Serviços móveis favoritos dos usuários do Brasil para acessar a Internet

Dos trabalhos realizados para aproveitar o uso das tecnologias da informação e da comunicação em melhorias econômicas e sociais de cada um dos países, é necessária a avaliação estatística. Ou seja, que além das diversas iniciativas realizadas pelas autoridades, é importante que se realizem tarefas destinadas a medir o nível de conectividade.

Com essa meta, o Centro Regional de Estudos para o Desenvolvimento da Sociedade da Informação (Cetic.br) do Brasil realiza a pesquisa anual TIC Domicílios. Em sua edição de 2017, destacava que esse país contava com 120,7 milhões de usuários de internet, considerando a população maior de 10 anos. Ou seja, um aumento de 11,86% em relação à 2016.

A pesquisa reforça que existem cerca de 42,1 milhões de residências conectadas (aproximadamente 61% do total). Tanto que nas áreas rurais urbanas, essa porcentagem chega a 65%, totalizando 38,8 milhões. Além disso, 19% das residências conectadas não possuem um computador em casa, o que representa 13,4 milhões.

No que diz respeito ao tipo de conexão, a pesquisa de espaços TIC registrou estabilidade em relação ao ano anterior, tanto nas conexões de banda larga fixa (64%) quanto na móvel, por via 3G ou 4G (25%). No entanto, o acesso móvel segue sendo mais utilizado que o fixo em residências das classes D e E (48%).

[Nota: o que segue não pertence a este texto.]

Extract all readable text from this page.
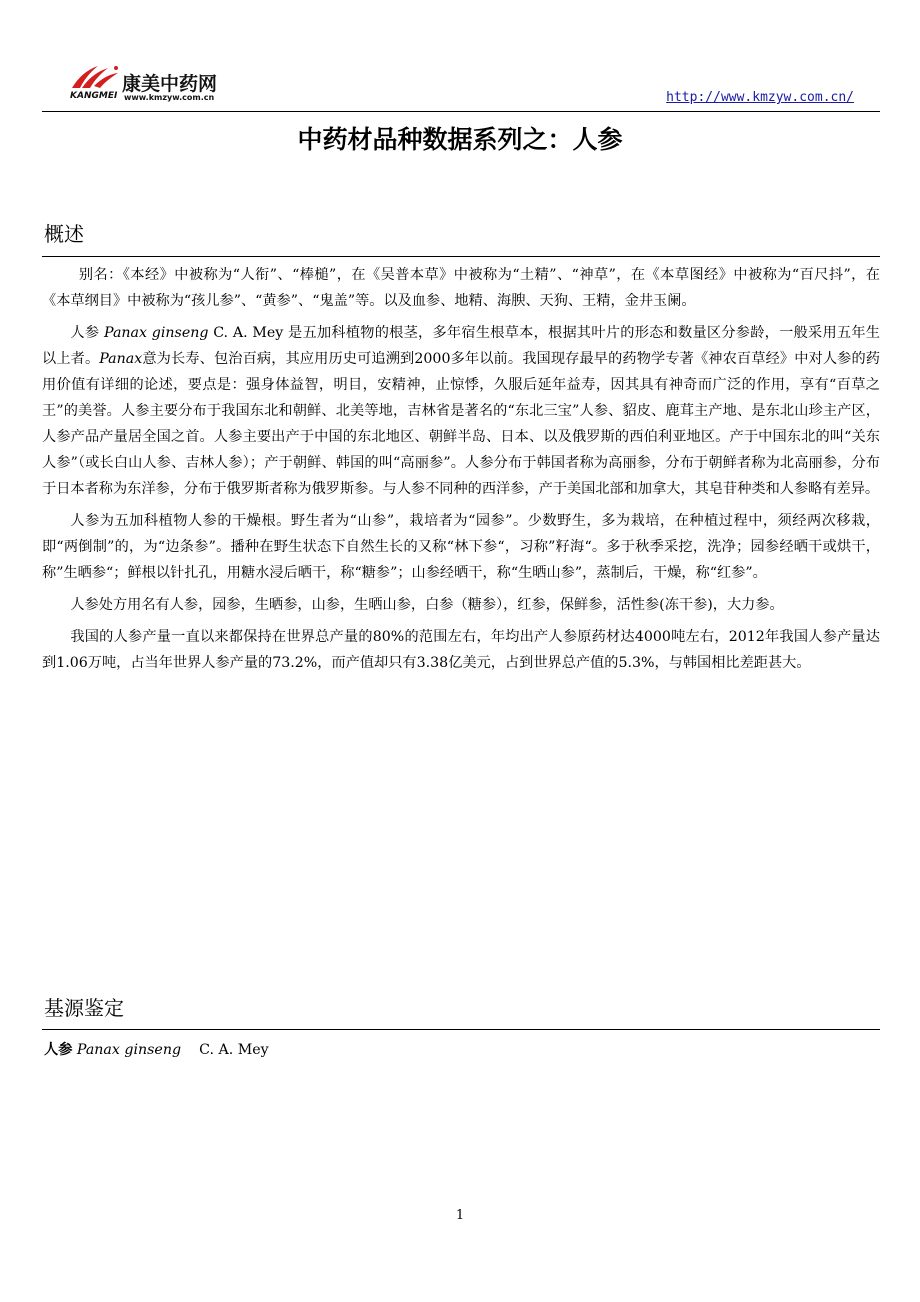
康美中药网
KANGMEI www.kmzyw.com.cn	http://www.kmzyw.com.cn/
中药材品种数据系列之：人参
概述

别名：《本经》中被称为“人衔”、“棒槌”，在《吴普本草》中被称为“土精”、“神草”，在《本草图经》中被称为“百尺抖”，在《本草纲目》中被称为“孩儿参”、“黄参”、“鬼盖”等。以及血参、地精、海腴、天狗、王精，金井玉阑。

人参 Panax ginseng C. A. Mey 是五加科植物的根茎，多年宿生根草本，根据其叶片的形态和数量区分参龄，一般采用五年生以上者。Panax意为长寿、包治百病，其应用历史可追溯到2000多年以前。我国现存最早的药物学专著《神农百草经》中对人参的药用价值有详细的论述，要点是：强身体益智，明目，安精神，止惊悸，久服后延年益寿，因其具有神奇而广泛的作用，享有“百草之王”的美誉。人参主要分布于我国东北和朝鲜、北美等地，吉林省是著名的“东北三宝”人参、貂皮、鹿茸主产地、是东北山珍主产区，人参产品产量居全国之首。人参主要出产于中国的东北地区、朝鲜半岛、日本、以及俄罗斯的西伯利亚地区。产于中国东北的叫“关东人参”（或长白山人参、吉林人参）；产于朝鲜、韩国的叫“高丽参”。人参分布于韩国者称为高丽参，分布于朝鲜者称为北高丽参，分布于日本者称为东洋参，分布于俄罗斯者称为俄罗斯参。与人参不同种的西洋参，产于美国北部和加拿大，其皂苷种类和人参略有差异。

人参为五加科植物人参的干燥根。野生者为“山参”，栽培者为“园参”。少数野生，多为栽培，在种植过程中，须经两次移栽，即“两倒制”的，为“边条参”。播种在野生状态下自然生长的又称“林下参“，习称”籽海“。多于秋季采挖，洗净；园参经晒干或烘干，称”生晒参“；鲜根以针扎孔，用糖水浸后晒干，称“糖参”；山参经晒干，称“生晒山参”，蒸制后，干燥，称“红参”。

人参处方用名有人参，园参，生晒参，山参，生晒山参，白参（糖参），红参，保鲜参，活性参(冻干参)，大力参。

我国的人参产量一直以来都保持在世界总产量的80%的范围左右，年均出产人参原药材达4000吨左右，2012年我国人参产量达到1.06万吨，占当年世界人参产量的73.2%，而产值却只有3.38亿美元，占到世界总产值的5.3%，与韩国相比差距甚大。

基源鉴定
人参 Panax ginseng C. A. Mey
1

A pesquisa destaca que a metade da população conectada à Internet a acessa, exclusivamente, por telefone móvel, o que representa um total de 58,7 milhões de brasileiros. Além disso, pela primeira vez desde que foi realizado, o estudo mostra que a proporção de usuários que acessam a rede usando apenas o móvel (49%) superou aqueles que o fazem de maneira combinada entre celular e computador (47%).

O perfil de uso exclusivo dos móveis é mais comum entre os usuários das classes D e E (80%) e em áreas rurais (72%). Esta situação reflete uma realidade em dois lugares de baixa entrada, onde não existe acesso por múltiplos dispositivos, e em maior quantidade entre as mulheres (53%) que entre os homens (45%). No Brasil, cerca de 33 milhões de usuário com entradas mensais equivalentes a dois salários mínimos utilizam a internet de maneira exclusiva pelo celular.

Desse modo, o fator socioeconômico é preponderante. O estudo destaca que o preço da conexão permanece como o principal motivo mencionado para a ausência de Internet em 27% das residências entrevistadas. Dali cobram importância os trabalhos que podem ser realizados pelas autoridades para melhorar o acesso aos serviços de banda larga, em particular como observou-se ao longo da pesquisa de serviços móveis, que possuem vantagem para poder potencializar a entrada ao mundo digital dos setores mais preteridos.

Neste contexto, é necessário que se desenvolvam estratégias que busquem aumentar a quantidade de espectro radioelétrico disponível para serviços de banda larga móvel. Assim como também a realização de agendas com as futuras licitações de espectro, o que oferece a indústria a possibilidade de planejar a construção de novas tecnologias. Também é importante que o espectro que for entregue às operadoras esteja disponível de maneira imediata para prestar serviços, evitandos atrasos na implementação das redes.

Por sua vez, é importante que como no Brasil, os mercados contem com uma regulação que aglutine as demandas que existem para as operadoras no momento de desenvolver uma nova rede de telecomunicações. A possibilidade de contar com regras claras a nível nacional facilita o desenvolvimento da cobertura, reduzindo as travas burocráticas.

A redução dos impostos sobre os componentes de redes e dispositivos de acesso são também necessárias. No primeiro dos casos permite às operadoras planejar o desenvolvimento de suas tecnologias e reduzir os custos de implementação. Enquanto que o que se refere aos terminais de acesso, esta medida os torna mais acessíveis, o que permite alcançar uma maior adoção da porção da população.

A 13º edição da pesquisa TIC domicílios foi realizada por meio de entrevistas com mais de 23 mil residências em todo o território brasileiro, entre novembro de 2017 e maio de 2018. O objetivo foi medir o uso das TIC nas residências, o acesso individual aos computadores e à Internet, as atividades desenvolvidas na rede e outros indicadores.

A medição da conectividade nos mercados é fundamental para planejar as futuras decisões das autoridades no momento de aumentar a inclusão digital. Seus resultados devem ser considerados por quem deve decidir as políticas que são tomadas no futuro para aumentar a quantidade de pessoas que acessam o novo mundo digital.